The not-as-good news: The research I have done shows that there is no out-of-the-box d3 library that directly accomplishes this without some customization.
The good news: There have been some other people who have looked into this and have found some great starting points! I realize that this is not a complete solution to the entire task at hand, but it seems from your question that a large portion of your difficulty so far has been simply figuring out where to start (e.g. "Tutorials about d3.js only cover standard charts like bar charts."). In the absence of anything better, I will at least respond to that portion here.
First, in the response to this related stackoverflow post from a few years back, inanutshellus provides some great d3 tools that are available and could be of use here. With some light customization/extension, they should be able to get you where you're going relatively quickly. For posterity, inanutshellus's answer is reproduced here:
There are some options, but I believe each would require a bit of
work. It would help if there were one single standard for representing
a family tree in JSON. I've recently noticed that geni.com has a quite
in-depth API for this. Perhaps coding against their API would be a
good idea for reusability...
-- Pedigree tree --
The Pedigree Tree
might be sufficient for your needs. You'd make in-law's linkable,
where if you clicked on their name the graph would redraw so you could
see their lineage.
-- Bracket Layout Tree --
Similar to the Pedigree Tree, but bidirectional, this Bracket Layout Tree
lets you handle a "here are my parents, grandparents, children,
grandchildren" type view. Like the Pedigree Tree, you'd make
individuals linkable to re-center the bracket on that node.
-- Force-Based Layout --
There are some interesting force-based layouts that seem promising.
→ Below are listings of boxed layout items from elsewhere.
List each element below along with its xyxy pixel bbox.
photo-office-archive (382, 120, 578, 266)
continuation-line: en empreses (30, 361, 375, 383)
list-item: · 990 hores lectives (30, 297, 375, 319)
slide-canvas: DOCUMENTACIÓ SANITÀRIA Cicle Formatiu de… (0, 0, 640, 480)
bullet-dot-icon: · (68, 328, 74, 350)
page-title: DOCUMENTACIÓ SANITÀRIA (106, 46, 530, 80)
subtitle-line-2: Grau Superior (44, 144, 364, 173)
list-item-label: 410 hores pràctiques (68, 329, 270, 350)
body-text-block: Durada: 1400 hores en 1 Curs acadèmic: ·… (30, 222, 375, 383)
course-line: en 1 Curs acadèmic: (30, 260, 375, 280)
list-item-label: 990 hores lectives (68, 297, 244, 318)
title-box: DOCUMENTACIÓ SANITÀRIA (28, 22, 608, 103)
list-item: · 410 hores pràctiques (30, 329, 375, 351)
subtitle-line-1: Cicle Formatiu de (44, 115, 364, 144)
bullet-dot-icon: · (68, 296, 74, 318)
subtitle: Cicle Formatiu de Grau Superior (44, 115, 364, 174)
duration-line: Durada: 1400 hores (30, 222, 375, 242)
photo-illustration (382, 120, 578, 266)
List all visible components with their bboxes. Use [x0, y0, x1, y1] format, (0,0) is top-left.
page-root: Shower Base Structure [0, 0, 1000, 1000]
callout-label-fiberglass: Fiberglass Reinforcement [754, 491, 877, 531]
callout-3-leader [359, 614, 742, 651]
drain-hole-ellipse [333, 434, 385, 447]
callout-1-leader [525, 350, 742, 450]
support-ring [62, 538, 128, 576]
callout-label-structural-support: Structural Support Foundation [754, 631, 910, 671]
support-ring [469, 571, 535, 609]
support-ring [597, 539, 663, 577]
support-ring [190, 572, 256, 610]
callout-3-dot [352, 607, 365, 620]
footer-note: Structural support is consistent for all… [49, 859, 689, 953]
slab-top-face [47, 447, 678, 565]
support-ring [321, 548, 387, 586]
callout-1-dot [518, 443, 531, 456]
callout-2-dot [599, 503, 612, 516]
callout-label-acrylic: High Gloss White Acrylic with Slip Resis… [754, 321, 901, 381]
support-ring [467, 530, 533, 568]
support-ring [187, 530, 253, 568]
Take a look at this example of a
force-based layout with smart labels. An adjustment to the
algorithm for how the "force" is determined could make this into a
very lovely tree, with older generations above or below newer ones.
-- Cluster Dendogram (why it fails) --
The d3.js layouts I've seen that would lend themselves best to family
trees assume a single node is the parent, whereas you need to
represent the parent as the combination of (visually a "T" between)
two nodes: one node that is a member of your tree, and one floating
node that represents the in-law. Adjusting a cluster dendogram to do
this should be feasible but not without significant modification.
If you--or anyone else for that matter--tackle this, let me know. I'd
like to see (and benefit from) the work and may be able to contribute
to it if feasible.
In terms of concrete implementation, mj8591 asked this question regarding a similar family tree with a different problem. However, luckily for you that question includes a fiddle (all the js code) that has most or all the components that you need, and the response from mdml includes another fiddle that adds some more granular "clickability" to each node.
Again, it's nothing automagic but hopefully these resources are enough to get you a great start!